I pulled my phone from my ear when I was met with silence. The fucker ended the call. I narrowly avoided throwing my phone into the woods beside me. I settled for kicking the gravel some more and screaming like a fucking child.
This is fucking fucked. Damn you, Enoch! Why didn’t you fucking move on and forget about me? Why did you have to beg and plead for me to be real and rip my heart out of my chest in the process?
My phone buzzed in my hand.
Brad: 15 minutes or I’m sending an agent out. And it better not be to find you’ve offed yourself over a pathetic ex-boyfriend. I will not have you fucking up my record of zero witness deaths because you decided to throw a fit about moving again.
Fuck you, Bradley. Sarah isn’t gonna change my mind. I’m fucking done.
???
I could feel the weight of it in my backpack and my hands were twitching to grab it. I just needed some fucking relief. Something to take the edge off. Something to make telling my therapist I was gonna kill myself a little easier.

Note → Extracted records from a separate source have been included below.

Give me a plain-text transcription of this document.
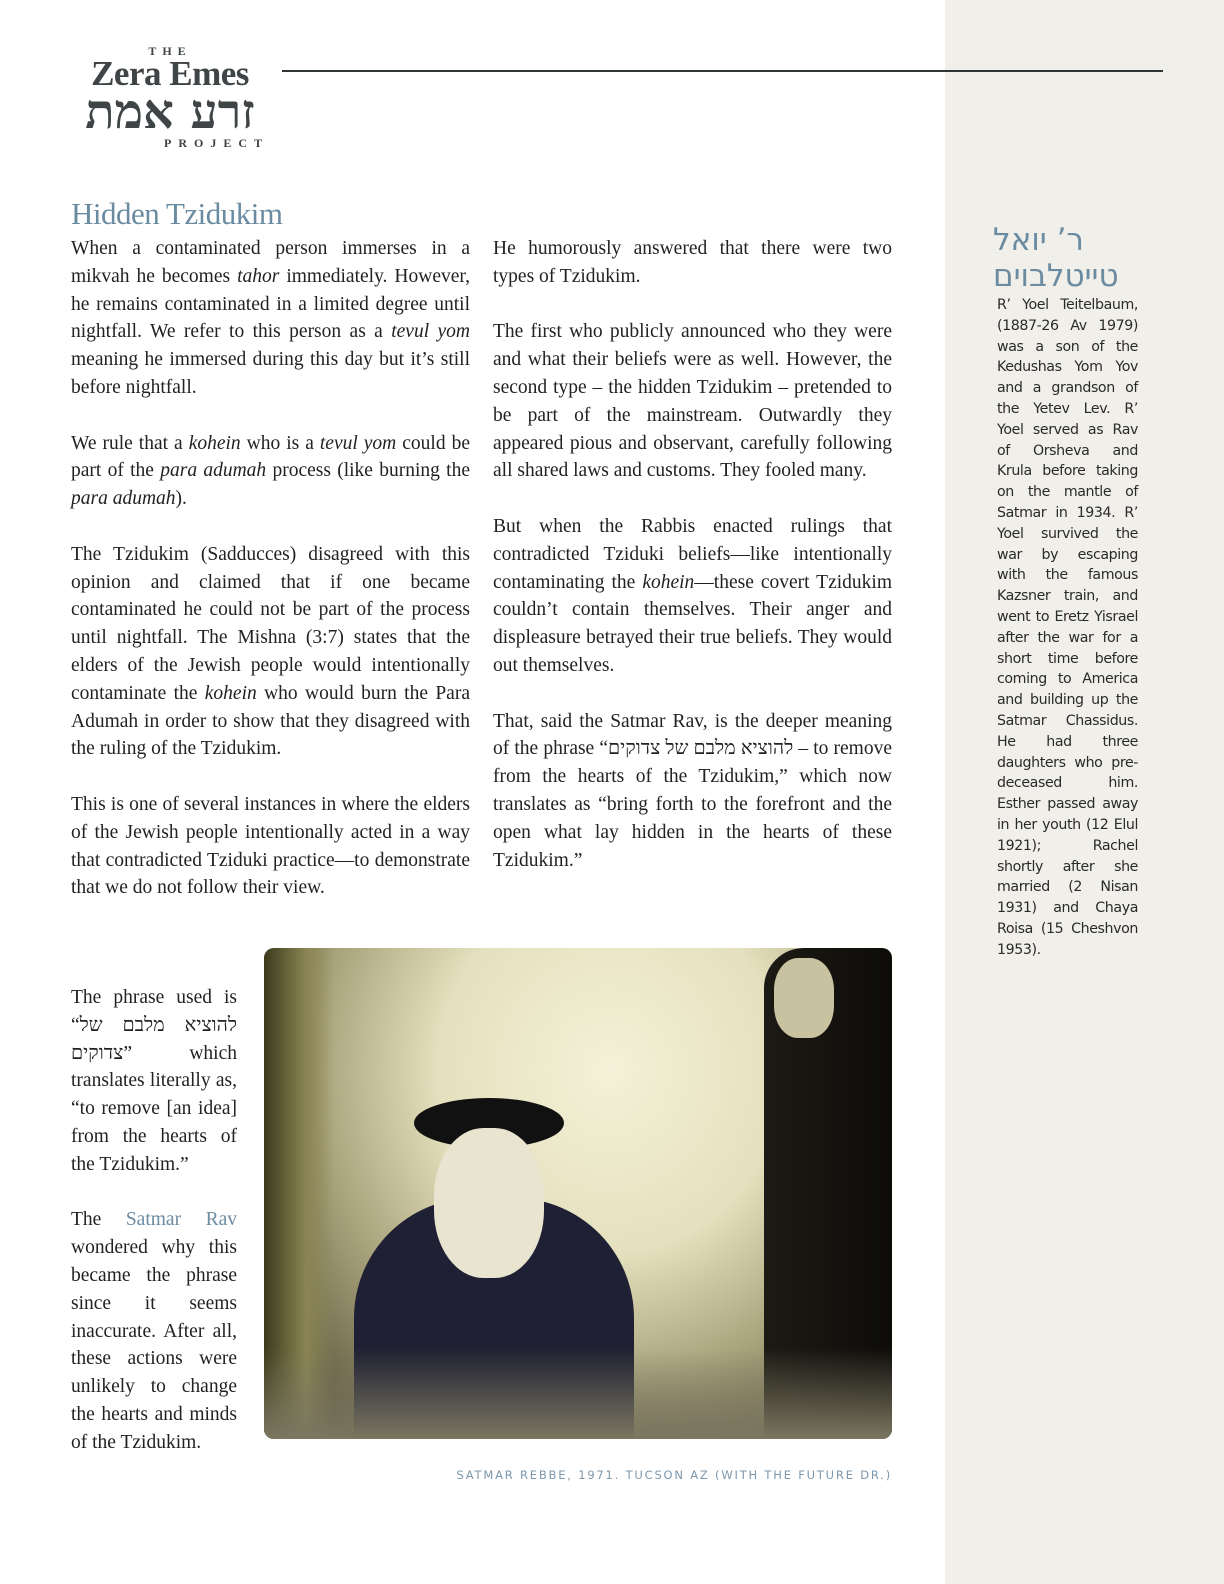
THE
Zera Emes
זרע אמת
PROJECT
Hidden Tzidukim

When a contaminated person immerses in a mikvah he becomes tahor immediately. However, he remains contaminated in a limited degree until nightfall. We refer to this person as a tevul yom meaning he immersed during this day but it’s still before nightfall.

We rule that a kohein who is a tevul yom could be part of the para adumah process (like burning the para adumah).

The Tzidukim (Sadducces) disagreed with this opinion and claimed that if one became contaminated he could not be part of the process until nightfall. The Mishna (3:7) states that the elders of the Jewish people would intentionally contaminate the kohein who would burn the Para Adumah in order to show that they disagreed with the ruling of the Tzidukim.

This is one of several instances in where the elders of the Jewish people intentionally acted in a way that contradicted Tziduki practice—to demonstrate that we do not follow their view.

The phrase used is “להוציא מלבם של צדוקים” which translates literally as, “to remove [an idea] from the hearts of the Tzidukim.”

The Satmar Rav wondered why this became the phrase since it seems inaccurate. After all, these actions were unlikely to change the hearts and minds of the Tzidukim.

He humorously answered that there were two types of Tzidukim.

The first who publicly announced who they were and what their beliefs were as well. However, the second type – the hidden Tzidukim – pretended to be part of the mainstream. Outwardly they appeared pious and observant, carefully following all shared laws and customs. They fooled many.

But when the Rabbis enacted rulings that contradicted Tziduki beliefs—like intentionally contaminating the kohein—these covert Tzidukim couldn’t contain themselves. Their anger and displeasure betrayed their true beliefs. They would out themselves.

That, said the Satmar Rav, is the deeper meaning of the phrase “להוציא מלבם של צדוקים – to remove from the hearts of the Tzidukim,” which now translates as “bring forth to the forefront and the open what lay hidden in the hearts of these Tzidukim.”

SATMAR REBBE, 1971. TUCSON AZ (WITH THE FUTURE DR.)
ר’ יואל טייטלבוים
R’ Yoel Teitelbaum, (1887-26 Av 1979) was a son of the Kedushas Yom Yov and a grandson of the Yetev Lev. R’ Yoel served as Rav of Orsheva and Krula before taking on the mantle of Satmar in 1934. R’ Yoel survived the war by escaping with the famous Kazsner train, and went to Eretz Yisrael after the war for a short time before coming to America and building up the Satmar Chassidus. He had three daughters who pre-deceased him. Esther passed away in her youth (12 Elul 1921); Rachel shortly after she married (2 Nisan 1931) and Chaya Roisa (15 Cheshvon 1953).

I was already cut to shreds on my arms and legs from the road rash, but I was craving a different kind of pain. The kind that woke up my numb body for a moment of bliss.
I closed myself in the bathroom and threw my bag on the counter. Every second was too long as I rifled through my things until I reached the inside pocket and pulled them out.

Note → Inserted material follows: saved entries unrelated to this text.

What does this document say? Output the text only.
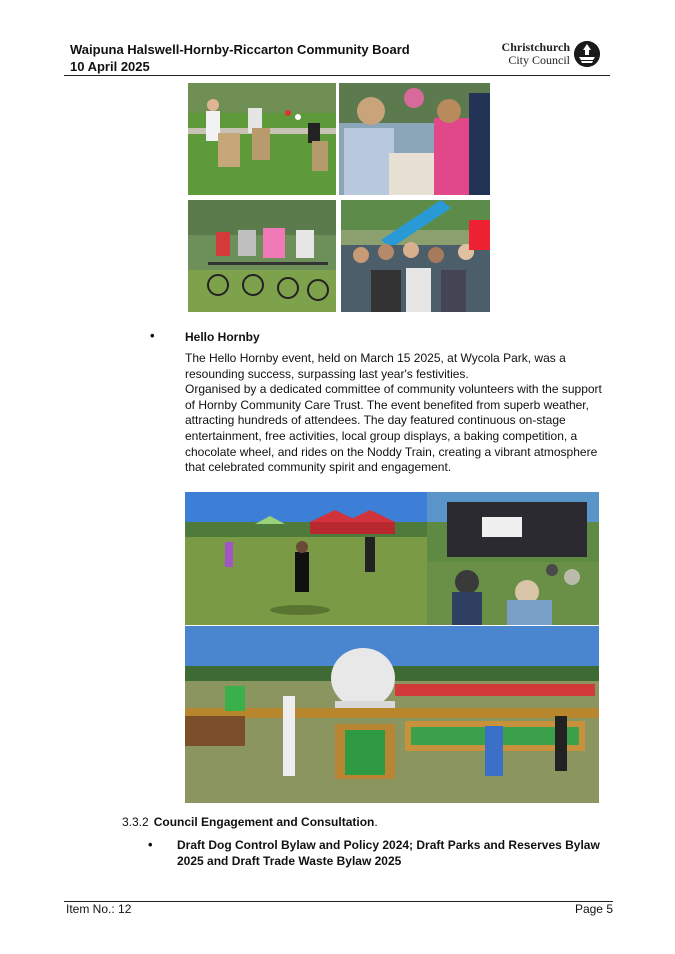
Waipuna Halswell-Hornby-Riccarton Community Board
10 April 2025
Christchurch
City Council
•	Hello Hornby

The Hello Hornby event, held on March 15 2025, at Wycola Park, was a resounding success, surpassing last year's festivities.

Organised by a dedicated committee of community volunteers with the support of Hornby Community Care Trust. The event benefited from superb weather, attracting hundreds of attendees. The day featured continuous on-stage entertainment, free activities, local group displays, a baking competition, a chocolate wheel, and rides on the Noddy Train, creating a vibrant atmosphere that celebrated community spirit and engagement.

3.3.2 Council Engagement and Consultation.
• Draft Dog Control Bylaw and Policy 2024; Draft Parks and Reserves Bylaw 2025 and Draft Trade Waste Bylaw 2025
Item No.: 12	Page 5
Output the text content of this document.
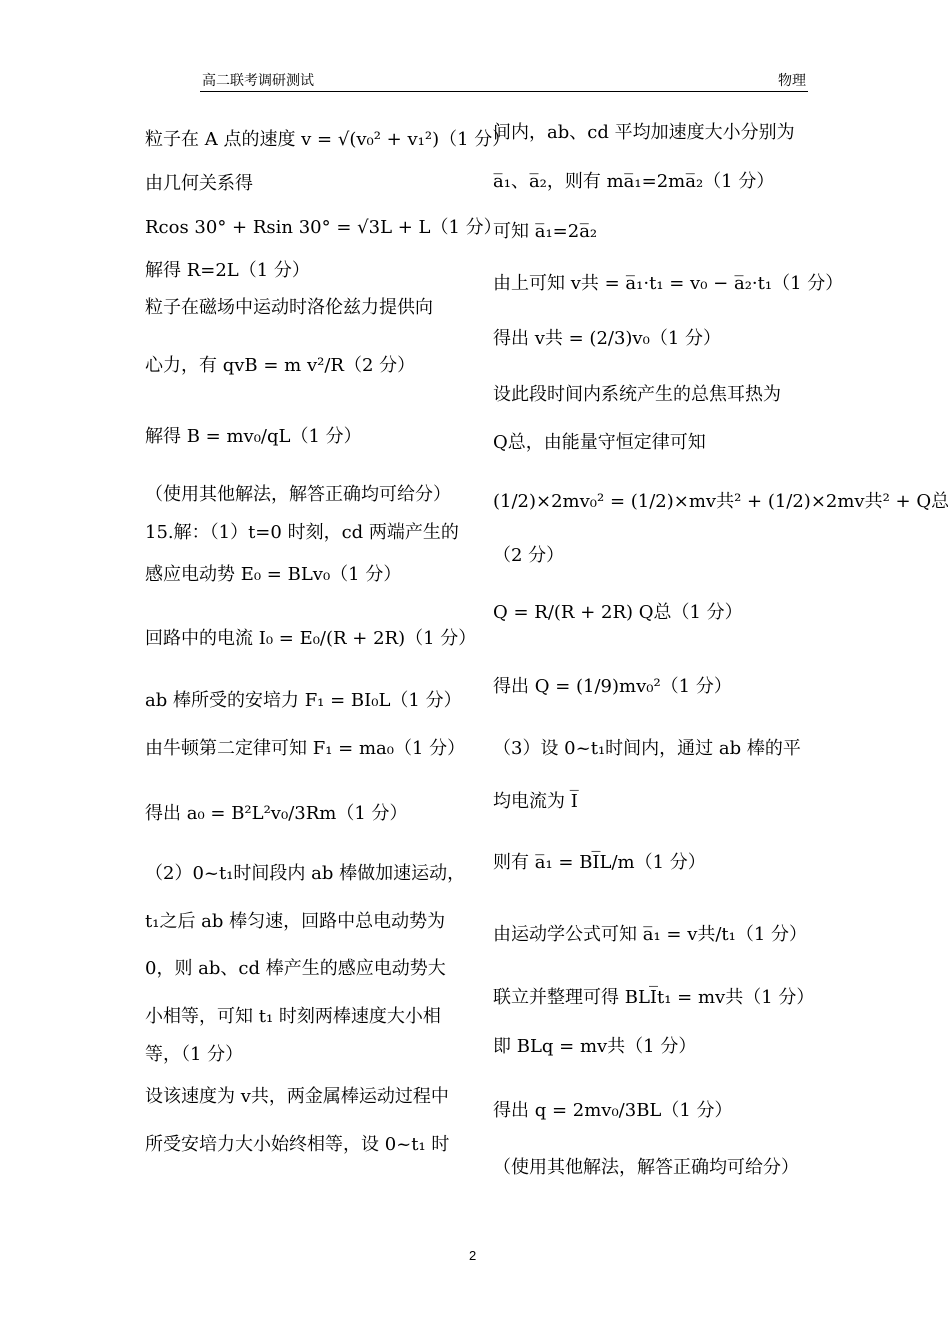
高二联考调研测试	物理
粒子在 A 点的速度 v = √(v₀² + v₁²)（1 分）
由几何关系得
Rcos 30° + Rsin 30° = √3L + L（1 分）
解得 R=2L（1 分）
粒子在磁场中运动时洛伦兹力提供向
心力，有 qvB = m v²/R（2 分）
解得 B = mv₀/qL（1 分）
（使用其他解法，解答正确均可给分）
15.解：（1）t=0 时刻，cd 两端产生的
感应电动势 E₀ = BLv₀（1 分）
回路中的电流 I₀ = E₀/(R + 2R)（1 分）
ab 棒所受的安培力 F₁ = BI₀L（1 分）
由牛顿第二定律可知 F₁ = ma₀（1 分）
得出 a₀ = B²L²v₀/3Rm（1 分）
（2）0~t₁时间段内 ab 棒做加速运动，
t₁之后 ab 棒匀速，回路中总电动势为
0，则 ab、cd 棒产生的感应电动势大
小相等，可知 t₁ 时刻两棒速度大小相
等，（1 分）
设该速度为 v共，两金属棒运动过程中
所受安培力大小始终相等，设 0~t₁ 时
间内，ab、cd 平均加速度大小分别为
a̅₁、a̅₂，则有 ma̅₁=2ma̅₂（1 分）
可知 a̅₁=2a̅₂
由上可知 v共 = a̅₁·t₁ = v₀ − a̅₂·t₁（1 分）
得出 v共 = (2/3)v₀（1 分）
设此段时间内系统产生的总焦耳热为
Q总，由能量守恒定律可知
(1/2)×2mv₀² = (1/2)×mv共² + (1/2)×2mv共² + Q总
（2 分）
Q = R/(R + 2R) Q总（1 分）
得出 Q = (1/9)mv₀²（1 分）
（3）设 0~t₁时间内，通过 ab 棒的平
均电流为 I̅
则有 a̅₁ = BI̅L/m（1 分）
由运动学公式可知 a̅₁ = v共/t₁（1 分）
联立并整理可得 BLI̅t₁ = mv共（1 分）
即 BLq = mv共（1 分）
得出 q = 2mv₀/3BL（1 分）
（使用其他解法，解答正确均可给分）
2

My pulse quickened just at the sight of the shiny blades and my skin pebbled with goosebumps in anticipation.
Just one. Or two.
And then I’d be okay enough to walk into Sarah’s office and listen to her try to talk me out of offing myself.
I pulled up my shirt with my left hand, just enough to reveal an area of unmarked skin. The first cut was like eating an edible. It never hit right away, and I was too fucking impatient to wait and quickly went for a second and third cut.
I sighed as the endorphins hit my bloodstream, my eyes rolling into the back of my head.
It was so fucked that I was addicted to hurting myself, but I convinced myself it wasn’t that bad. At least it wasn’t heroin. At least it was my own pain I was addicted to and not that of others.
Before the high wore off, I grabbed a Band-Aid and covered the cuts. I wrapped the cleaned-off blade back into the package of others and stowed them in my bag.
I already wanted to do it again but there was a knock on the door. I straightened up, swinging my bag over my shoulder and unlocked the door.
“Hi, Emory,” Sarah said with a soft smile, glancing around the bathroom like she could find evidence of my addiction. “Bradley called. Are you sure you don’t need to go to the ER? You’re bleeding.”
I glanced down at the shredded skin but shook my head. “It’s fine. It’s not that bad.”
She pursed her lips, unconvinced. “Why don’t you come into my office?”
I sighed and motioned for her to lead the way. Her grey and ashy-blonde hair swished as she spun on her heel, her floral perfume filling the trail I followed to her office. The door shut behind us with a soft snick, the white noise machine a distant buzz from the other side of the door.
“Take a seat.”
I made myself comfortable on the leather couch. Well, as comfortable as one could get when you were constantly sliding off the damn material.Fuck leather couches.